郭进拴丨 盛夏昭平湖
车到鲁山脚下时,热浪已经把人蒸得透不过气来。柏油路面泛着油光,连知了的叫声都显得有气无力——它们大概也被这暑气折磨得只剩半条命了。我几乎是逃进山谷的,沿着一条窄窄的土路往下走,两旁是密密匝匝的杨树,叶子被晒得卷了边,偶尔一阵风过,哗啦啦响一阵,却带不来半点凉意。
直到听见水声。
那声音起初是细细的,像谁在远处拨弄琴弦,越往前走越清晰,渐渐变成一片哗哗的喧响。转过一个弯,昭平湖忽然就撞进眼里了——碧绿碧绿的,像一块巨大的翡翠嵌在山坳里。阳光斜斜地照在水面上,泛着碎金子似的光,晃得人眯起眼睛。湖边有几棵老柳树,枝条垂到水面,拂起一圈圈涟漪。
我脱了鞋,赤脚踩上湖边的沙地。沙子被太阳晒得滚烫,我几乎是跳着跑进浅水里的。脚趾刚触到水,一股凉意便从脚底蹿上来,沿着小腿,一直升到心口,整个人打了个激灵。那凉意不是刺骨的,是温柔的,像母亲的手轻轻抚过。水不深,只到膝盖,清澈见底,能看见水底的鹅卵石,圆润润的,有些还带着青苔。我蹲下身,掬起一捧水泼在脸上,顿时觉得毛孔都张开了,暑气被这凉意逼退了几步。
湖面上有风,是从山谷那边吹过来的,带着草木的清香。我找了块大石头坐下,把脚浸在水里,看水波一圈一圈地荡开。远处有个孩子正在水里扑腾,大概是被大人带着来玩水的,笑声清脆,像一串银铃,在山水间回荡。他捧起水朝天上泼,水珠在阳光下闪着光,落下来的时候,又碎成许多小水珠,溅在他身上,也溅在旁边的荷叶上。荷叶上的水珠滚来滚去,像极了调皮的孩子。
我忽然想起小时候,也是这样的夏天,在老家的小河里,和伙伴们一起摸鱼、打水仗。那时候觉得夏天是漫长的,永远也过不完。现在却觉得时光飞逝,一个夏天又一个夏天,还没来得及好好感受,就过去了。水还是那样凉,蝉还是那样叫,可我已经不再是那个追着水花跑的孩子了。

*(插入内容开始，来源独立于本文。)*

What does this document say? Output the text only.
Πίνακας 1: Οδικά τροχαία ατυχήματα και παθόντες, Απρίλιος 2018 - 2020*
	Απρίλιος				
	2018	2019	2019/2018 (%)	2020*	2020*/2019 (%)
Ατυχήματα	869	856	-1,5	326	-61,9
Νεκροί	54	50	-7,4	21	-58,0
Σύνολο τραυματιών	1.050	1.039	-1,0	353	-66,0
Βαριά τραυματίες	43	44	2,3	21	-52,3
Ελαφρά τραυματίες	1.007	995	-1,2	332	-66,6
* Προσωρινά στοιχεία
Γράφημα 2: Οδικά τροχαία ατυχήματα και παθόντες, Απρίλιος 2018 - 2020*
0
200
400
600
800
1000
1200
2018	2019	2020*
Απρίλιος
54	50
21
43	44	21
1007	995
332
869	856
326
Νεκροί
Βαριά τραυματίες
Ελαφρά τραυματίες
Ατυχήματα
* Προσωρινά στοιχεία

湖边的树林里,蝉鸣声一阵高过一阵,像是它们也在叫着热。奇怪的是,在湖水里待着,那蝉鸣竟不觉得聒噪了,反而像是给这静谧的湖面配上了背景音乐,热热闹闹的,却又不显得吵。阳光透过树叶的缝隙,在湖面上投下斑驳的光影,随着水波晃动,像一幅流动的画。有一只蜻蜓停在离我不远的荷茎上,翅膀薄如蝉翼,在阳光下闪着蓝绿色的光。它一动不动,仿佛也在享受这片刻的清凉。
我试着往深水处走了几步,水没过腰际,凉意更浓了。湖水的温度是分层的,最上面一层被太阳晒得温热,下面却凉得透骨。我索性把整个身体沉入水中,只留一个头在外面。水包围着我,像温柔的拥抱,所有的燥热都被隔绝了。耳边是水声,咕嘟咕嘟的,还有自己心跳的声音,砰砰的,很真实。我闭上眼睛,感受着湖水轻轻拍打着皮肤,一下,一下,像在按摩。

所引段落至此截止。